Cyclone Cook was battering the country, but the top story on New Zealand’s biggest news websites was about an Auckland woman who was at the centre of a media storm after being found to be “full-blooded Maori”.
Journalist and single mother-of-four Oriini Kaipara, 33, who presents Maori Television’s Native Affairs, had taken a DNA test for a story and was surprised to discover that although she has European ancestors, her parents had passed on only their non-Pakeha genes.
Unveiling the results, astonished genetics expert Brad Argent revealed that Oriini was “100% Maori”, which made her “unique”. He explained, “In the world, we’re all becoming a little more mixed and it’s quite unusual to find anyone pure of just one thing.”
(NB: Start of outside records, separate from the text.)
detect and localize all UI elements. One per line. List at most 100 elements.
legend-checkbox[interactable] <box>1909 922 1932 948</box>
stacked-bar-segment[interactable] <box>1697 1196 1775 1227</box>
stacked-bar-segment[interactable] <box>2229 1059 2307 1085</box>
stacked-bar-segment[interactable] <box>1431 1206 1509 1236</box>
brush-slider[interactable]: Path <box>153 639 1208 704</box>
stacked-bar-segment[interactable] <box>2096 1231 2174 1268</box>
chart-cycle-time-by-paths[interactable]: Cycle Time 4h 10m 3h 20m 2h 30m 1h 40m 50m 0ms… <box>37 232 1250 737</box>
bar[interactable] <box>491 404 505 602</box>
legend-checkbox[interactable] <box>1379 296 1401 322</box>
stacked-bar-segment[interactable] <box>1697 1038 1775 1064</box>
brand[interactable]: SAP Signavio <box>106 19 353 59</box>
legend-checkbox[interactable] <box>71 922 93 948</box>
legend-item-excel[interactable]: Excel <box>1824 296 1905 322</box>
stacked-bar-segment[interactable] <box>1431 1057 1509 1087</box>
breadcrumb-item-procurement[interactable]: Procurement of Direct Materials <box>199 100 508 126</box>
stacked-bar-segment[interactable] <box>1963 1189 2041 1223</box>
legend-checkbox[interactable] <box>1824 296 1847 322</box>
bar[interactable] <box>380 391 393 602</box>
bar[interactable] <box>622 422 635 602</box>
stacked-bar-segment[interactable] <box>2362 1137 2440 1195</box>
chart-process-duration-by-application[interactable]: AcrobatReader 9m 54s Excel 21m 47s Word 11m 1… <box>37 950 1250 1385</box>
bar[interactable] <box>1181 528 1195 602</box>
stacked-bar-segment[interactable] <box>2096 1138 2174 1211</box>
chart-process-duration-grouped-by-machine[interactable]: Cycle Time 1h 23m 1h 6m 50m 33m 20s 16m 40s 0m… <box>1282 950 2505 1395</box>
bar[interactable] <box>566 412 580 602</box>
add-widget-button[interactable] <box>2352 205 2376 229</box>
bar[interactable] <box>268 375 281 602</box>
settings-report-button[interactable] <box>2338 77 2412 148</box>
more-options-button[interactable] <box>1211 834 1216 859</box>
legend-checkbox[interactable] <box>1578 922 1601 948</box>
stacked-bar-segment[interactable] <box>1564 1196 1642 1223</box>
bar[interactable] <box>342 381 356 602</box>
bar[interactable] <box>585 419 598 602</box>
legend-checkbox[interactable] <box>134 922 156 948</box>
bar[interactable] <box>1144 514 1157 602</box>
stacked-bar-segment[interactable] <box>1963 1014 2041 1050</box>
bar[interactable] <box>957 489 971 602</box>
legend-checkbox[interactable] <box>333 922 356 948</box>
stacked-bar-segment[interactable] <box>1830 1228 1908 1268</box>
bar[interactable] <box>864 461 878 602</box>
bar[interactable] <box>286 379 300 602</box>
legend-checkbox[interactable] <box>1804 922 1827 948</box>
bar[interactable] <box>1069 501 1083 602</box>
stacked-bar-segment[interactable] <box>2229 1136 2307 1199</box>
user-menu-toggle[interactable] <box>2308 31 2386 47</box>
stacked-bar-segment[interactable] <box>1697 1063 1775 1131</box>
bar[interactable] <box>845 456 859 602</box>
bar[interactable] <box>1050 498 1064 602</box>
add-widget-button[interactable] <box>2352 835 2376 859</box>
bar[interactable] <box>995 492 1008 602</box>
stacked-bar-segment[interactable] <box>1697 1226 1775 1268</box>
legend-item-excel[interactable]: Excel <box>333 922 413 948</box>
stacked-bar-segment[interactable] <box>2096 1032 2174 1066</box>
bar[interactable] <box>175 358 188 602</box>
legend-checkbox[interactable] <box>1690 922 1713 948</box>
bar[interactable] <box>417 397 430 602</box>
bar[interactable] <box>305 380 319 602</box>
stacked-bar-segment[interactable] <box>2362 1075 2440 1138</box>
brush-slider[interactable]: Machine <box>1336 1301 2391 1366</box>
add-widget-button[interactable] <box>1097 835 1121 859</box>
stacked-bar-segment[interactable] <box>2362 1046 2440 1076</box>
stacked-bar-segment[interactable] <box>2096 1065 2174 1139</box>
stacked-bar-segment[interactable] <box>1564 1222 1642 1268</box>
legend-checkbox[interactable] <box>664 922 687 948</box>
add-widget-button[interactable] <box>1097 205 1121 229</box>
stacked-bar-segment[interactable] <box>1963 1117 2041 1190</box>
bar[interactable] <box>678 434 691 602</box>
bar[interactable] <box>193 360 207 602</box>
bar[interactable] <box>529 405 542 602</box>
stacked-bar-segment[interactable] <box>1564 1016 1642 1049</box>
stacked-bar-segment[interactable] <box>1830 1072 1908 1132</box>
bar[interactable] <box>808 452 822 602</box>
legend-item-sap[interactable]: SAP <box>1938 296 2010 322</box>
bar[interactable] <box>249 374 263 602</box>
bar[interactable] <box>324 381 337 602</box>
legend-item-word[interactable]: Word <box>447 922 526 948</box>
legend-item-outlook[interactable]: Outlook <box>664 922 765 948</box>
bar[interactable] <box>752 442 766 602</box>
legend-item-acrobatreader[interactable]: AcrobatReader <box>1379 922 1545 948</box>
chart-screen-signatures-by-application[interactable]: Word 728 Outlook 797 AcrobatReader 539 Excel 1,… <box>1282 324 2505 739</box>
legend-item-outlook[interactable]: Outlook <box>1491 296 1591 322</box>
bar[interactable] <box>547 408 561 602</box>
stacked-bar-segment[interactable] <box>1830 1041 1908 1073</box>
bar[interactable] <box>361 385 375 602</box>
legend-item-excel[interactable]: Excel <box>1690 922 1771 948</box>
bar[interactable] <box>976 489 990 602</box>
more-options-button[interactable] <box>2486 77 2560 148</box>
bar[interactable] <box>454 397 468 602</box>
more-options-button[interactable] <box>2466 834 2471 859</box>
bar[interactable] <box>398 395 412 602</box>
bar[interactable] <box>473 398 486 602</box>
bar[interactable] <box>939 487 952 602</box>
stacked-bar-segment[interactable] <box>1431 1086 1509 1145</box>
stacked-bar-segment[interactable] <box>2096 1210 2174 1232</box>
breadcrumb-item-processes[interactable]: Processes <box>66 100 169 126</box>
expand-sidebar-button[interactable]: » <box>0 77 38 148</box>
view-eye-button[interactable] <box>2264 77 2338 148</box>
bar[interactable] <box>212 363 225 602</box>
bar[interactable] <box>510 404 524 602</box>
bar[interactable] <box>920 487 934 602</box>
The internet went crazy and Oriini fielded interview requests from as far away as the UK.
“There was an actual storm outside, but I hardly noticed because my phone would not stop going off,” she tells Woman’s Day. “While I knew the story was going to push some buttons, I didn’t realise how big it would be.”
Though controversial, Oriini – who is of Tuhoe, Ngati Awa, Tuwharetoa and Te Arawa descent – is pleased by the attention her story brought Native Affairs and says, “It’s positive to have a healthy debate about what it means to be Maori.”
As for the results, she insists, “It doesn’t define who I am. It doesn’t change me. I’m proud of my Pakeha roots.There are people who are way more Maori than me – they live, breathe, eat and sleep the language and culture. I admire and salute them.”
While there were a lot of negative reactions online, Oriini says she tried not to look at them.
“It was my own personal story and I didn’t want to get caught up in the comments. The only people’s opinions I was worried about were those of my whanau and my children – and they thought it was cool.” The kids now want to take the test themselves, but their mum has simply told them, “You don’t need to. You’re as Maori as you feel.”
Whakatane-born Oriini had just turned 16 and left school to study law when she discovered she was expecting her son Paetawhiti, now 16.
She recalls, “I was in denial. I knew something was up, but I didn’t bother to check as I thought I was too young to get pregnant. I was five months gone before I properly found out. It was a shock.”
But there were more surprises to come. Paetawhiti was born just one month later, with under-developed lungs, and it was a year before Oriini could take her premature infant home from hospital. In the meantime, the teen mum fell pregnant with her daughter Te Aomihia, now 15, by the same ex-boyfriend.
“We were in and out of hospital for two and a half years,” recalls Oriini. “It was stressful and scary. Being a teenager, I coped as best I could, but every day was a struggle.”
When Te Aomihia was six months old, Oriini’s mother sat her daughter down and told her, “Look, I don’t want you to stay at home and be a statistic. I’ll look after the babies, but you need to get your life sorted.”
That same day, the teen was looking through a newspaper and saw an ad for the South Seas Film & Television School. Having been told at her wharekura (Maori language-immersion high school) that she’d be great on TV, Oriini called up and was told to apply for a scholarship. Two days later, she was awarded one.
“It was a turning point and the wake-up call I needed,” she remembers. “I loved it and worked my butt off the whole time so I didn’t muck up my opportunity. I struggled a bit with the English, so they let me do all my assignments in Maori. I learnt and grew so much, and I overcame the shame I put on myself for being a teen mum.”
After South Seas, Oriini worked for TVNZ news show Te Karere before training as a journalist at radio station Ruia Mai and moving on to the documentary series Waka Huia. She got a job at Maori Television when it started in 2004, went back to Te Karere and now fronts the award-winning Native Affairs.
In between, she and her ex-husband had two more children, son Nikau, 11, and daughter Ngarongokahira, four, with a heavily pregnant Oriini at one stage suffering Braxton Hicks contractions (false labour) while presenting Te Kaea.
Now her two eldest are teenagers, Oriini has shared her story, telling them, “Don’t be like me. Live your life first.” When they told her she’d done a good job, she replied, “I learned the hard way. You don’t have to go through what I did."
However, Oriini is confident that her children will make better choices than she did. She smiles, “My kids are pretty awesome. They remind me of the important things in life and keep me grounded.”